In und durch die wirtschaftliche Ausnahmelage ergeben sich auch Veränderungen der betrieblichen Risikosituation. Zum Teil fallen betriebs- und produktspezifische Risiken vorübergehend weg, zugleich können aber andere Gefahrenpotentiale erwachsen, zum Beispiel durch unbemerkte Brandentstehungen oder Brandstiftung, Rohrbrüche, Unwetter, Diebstahl und Vandalismus in vorübergehend nicht genutzten Gebäuden.

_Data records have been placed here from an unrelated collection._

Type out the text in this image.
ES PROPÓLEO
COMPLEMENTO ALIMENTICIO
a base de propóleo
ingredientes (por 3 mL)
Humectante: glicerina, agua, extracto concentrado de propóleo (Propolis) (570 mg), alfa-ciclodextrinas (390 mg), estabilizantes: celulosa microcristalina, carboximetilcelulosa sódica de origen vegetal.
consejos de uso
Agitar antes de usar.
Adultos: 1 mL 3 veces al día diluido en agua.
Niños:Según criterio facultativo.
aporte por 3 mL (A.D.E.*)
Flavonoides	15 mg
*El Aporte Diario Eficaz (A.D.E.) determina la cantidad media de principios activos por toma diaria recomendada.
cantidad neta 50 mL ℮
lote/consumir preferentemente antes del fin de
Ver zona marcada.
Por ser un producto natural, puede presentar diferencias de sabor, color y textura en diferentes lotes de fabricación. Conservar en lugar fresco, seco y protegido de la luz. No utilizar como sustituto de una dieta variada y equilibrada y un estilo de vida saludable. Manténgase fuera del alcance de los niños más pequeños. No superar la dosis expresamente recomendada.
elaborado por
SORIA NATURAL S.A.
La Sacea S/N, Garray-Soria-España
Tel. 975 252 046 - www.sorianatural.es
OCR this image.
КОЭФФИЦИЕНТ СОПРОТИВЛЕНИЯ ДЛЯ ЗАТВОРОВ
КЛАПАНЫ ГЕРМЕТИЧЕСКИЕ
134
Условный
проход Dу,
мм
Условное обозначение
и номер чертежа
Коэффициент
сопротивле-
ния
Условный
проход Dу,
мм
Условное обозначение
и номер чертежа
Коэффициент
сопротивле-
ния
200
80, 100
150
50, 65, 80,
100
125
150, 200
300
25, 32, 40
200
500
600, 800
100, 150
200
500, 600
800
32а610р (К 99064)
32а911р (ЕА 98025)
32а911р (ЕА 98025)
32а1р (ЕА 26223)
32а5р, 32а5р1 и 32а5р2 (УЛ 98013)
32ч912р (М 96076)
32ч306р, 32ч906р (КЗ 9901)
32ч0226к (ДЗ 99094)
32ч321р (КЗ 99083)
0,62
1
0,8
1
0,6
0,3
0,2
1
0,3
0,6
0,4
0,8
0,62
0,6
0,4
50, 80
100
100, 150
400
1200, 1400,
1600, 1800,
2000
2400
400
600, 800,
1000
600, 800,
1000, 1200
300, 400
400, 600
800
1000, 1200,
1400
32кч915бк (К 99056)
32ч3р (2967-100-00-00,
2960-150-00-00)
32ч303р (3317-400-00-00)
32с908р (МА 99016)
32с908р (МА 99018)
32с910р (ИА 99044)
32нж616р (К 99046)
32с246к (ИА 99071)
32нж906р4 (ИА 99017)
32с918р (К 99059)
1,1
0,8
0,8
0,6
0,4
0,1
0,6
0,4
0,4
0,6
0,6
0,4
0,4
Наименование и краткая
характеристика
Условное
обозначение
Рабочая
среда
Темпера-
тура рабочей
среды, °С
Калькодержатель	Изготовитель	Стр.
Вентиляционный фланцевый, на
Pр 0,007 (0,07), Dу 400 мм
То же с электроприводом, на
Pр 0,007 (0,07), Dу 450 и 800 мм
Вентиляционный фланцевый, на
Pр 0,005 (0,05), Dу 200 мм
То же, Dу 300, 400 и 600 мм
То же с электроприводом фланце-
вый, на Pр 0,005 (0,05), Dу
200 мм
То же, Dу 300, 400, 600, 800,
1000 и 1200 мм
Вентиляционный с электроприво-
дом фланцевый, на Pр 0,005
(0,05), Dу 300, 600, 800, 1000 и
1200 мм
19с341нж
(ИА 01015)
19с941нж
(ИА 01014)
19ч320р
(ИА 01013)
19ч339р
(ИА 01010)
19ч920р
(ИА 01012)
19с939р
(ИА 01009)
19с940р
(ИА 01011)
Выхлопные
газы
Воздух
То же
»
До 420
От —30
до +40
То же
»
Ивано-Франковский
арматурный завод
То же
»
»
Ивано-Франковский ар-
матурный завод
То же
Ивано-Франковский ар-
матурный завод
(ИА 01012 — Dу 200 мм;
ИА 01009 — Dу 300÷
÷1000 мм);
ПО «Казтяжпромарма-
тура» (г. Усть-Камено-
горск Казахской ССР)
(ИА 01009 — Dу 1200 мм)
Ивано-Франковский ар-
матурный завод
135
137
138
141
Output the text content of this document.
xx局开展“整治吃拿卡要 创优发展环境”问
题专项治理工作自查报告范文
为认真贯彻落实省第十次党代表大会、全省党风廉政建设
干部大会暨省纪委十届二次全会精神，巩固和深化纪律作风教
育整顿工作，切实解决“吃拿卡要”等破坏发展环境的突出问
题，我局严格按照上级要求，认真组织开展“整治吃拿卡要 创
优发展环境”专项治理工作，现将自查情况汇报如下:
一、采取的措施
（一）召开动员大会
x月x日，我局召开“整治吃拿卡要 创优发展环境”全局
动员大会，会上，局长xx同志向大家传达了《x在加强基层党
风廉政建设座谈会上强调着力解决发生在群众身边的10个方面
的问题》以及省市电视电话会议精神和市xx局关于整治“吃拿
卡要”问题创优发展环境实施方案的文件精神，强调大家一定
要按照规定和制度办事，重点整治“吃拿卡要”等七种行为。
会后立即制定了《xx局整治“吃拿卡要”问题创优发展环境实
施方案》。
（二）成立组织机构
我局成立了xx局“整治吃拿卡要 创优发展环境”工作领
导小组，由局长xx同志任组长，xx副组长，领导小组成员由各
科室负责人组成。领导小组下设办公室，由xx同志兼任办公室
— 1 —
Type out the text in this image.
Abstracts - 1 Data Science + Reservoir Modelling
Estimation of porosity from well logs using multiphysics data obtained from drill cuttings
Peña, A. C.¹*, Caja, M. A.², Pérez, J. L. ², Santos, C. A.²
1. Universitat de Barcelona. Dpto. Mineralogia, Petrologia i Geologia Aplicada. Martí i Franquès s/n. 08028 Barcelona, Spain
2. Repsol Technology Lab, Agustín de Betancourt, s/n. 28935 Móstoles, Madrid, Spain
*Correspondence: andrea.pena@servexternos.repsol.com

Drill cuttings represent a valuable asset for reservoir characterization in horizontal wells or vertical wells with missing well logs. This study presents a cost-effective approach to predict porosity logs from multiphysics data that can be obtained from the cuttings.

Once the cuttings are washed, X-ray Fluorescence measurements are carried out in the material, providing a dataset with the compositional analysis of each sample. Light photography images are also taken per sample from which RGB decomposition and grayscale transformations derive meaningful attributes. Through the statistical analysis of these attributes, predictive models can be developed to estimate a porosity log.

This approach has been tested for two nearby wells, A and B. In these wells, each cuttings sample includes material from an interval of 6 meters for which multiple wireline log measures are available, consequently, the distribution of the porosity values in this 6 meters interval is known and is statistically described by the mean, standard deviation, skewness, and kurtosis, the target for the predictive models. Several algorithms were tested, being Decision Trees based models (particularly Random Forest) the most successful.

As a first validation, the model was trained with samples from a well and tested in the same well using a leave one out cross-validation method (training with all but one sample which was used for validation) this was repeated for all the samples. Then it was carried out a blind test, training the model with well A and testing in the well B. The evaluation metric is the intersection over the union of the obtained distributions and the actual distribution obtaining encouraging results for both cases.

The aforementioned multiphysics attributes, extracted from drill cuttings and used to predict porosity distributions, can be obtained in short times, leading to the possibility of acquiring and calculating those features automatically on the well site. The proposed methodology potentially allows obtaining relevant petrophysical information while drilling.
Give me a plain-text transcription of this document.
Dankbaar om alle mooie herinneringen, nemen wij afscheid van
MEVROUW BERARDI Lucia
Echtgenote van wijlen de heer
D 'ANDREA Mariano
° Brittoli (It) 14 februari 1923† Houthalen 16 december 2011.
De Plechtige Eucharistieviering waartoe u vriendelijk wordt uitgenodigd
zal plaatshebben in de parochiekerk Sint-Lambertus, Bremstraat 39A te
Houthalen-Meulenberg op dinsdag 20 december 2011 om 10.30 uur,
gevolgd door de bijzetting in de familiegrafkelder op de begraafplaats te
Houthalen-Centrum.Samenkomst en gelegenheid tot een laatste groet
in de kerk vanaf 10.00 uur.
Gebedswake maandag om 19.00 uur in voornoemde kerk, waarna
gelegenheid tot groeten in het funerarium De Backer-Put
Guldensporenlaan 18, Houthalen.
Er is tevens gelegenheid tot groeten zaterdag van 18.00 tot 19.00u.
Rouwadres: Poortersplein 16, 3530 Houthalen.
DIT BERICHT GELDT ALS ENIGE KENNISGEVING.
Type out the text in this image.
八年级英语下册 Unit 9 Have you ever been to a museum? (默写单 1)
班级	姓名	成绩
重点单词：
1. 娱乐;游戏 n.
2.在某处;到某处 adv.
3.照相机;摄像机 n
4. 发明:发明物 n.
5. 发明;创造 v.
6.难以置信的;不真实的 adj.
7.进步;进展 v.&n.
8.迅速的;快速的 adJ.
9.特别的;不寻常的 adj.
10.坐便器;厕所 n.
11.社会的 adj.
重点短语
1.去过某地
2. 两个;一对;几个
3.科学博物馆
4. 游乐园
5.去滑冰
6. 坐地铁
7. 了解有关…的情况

Wir stehen Ihnen auch in dieser außergewöhnlichen Situation zur Seite. Nachfolgend finden Sie einige Schadenverhütungsmaßnahmen, die als Hilfestellung bei der vorübergehenden Außerbetriebnahme von Gebäuden und Betriebseinrichtungen dienen können. Bitte beachten Sie, dass die aufgelisteten Maßnahmen nicht allgemeingültig oder umfassend sind und im Unternehmen geprüft und individuell angepasst werden müssen.
Anzeige etwaiger Betriebs- oder Werksschließungen
Aus versicherungsrechtlicher Sicht kann eine Gefahrerhöhung vorliegen, wenn der Betrieb oder Teile des Betriebes stillgelegt werden. Gefahrerhöhungen beeinträchtigen in Ihrer Industrie-Sachversicherung die Verpflichtung des Versicherers zur Leistung nicht, müssen dem Risikoträger beziehungsweise Ihrem Versicherungsmakler aber angezeigt werden.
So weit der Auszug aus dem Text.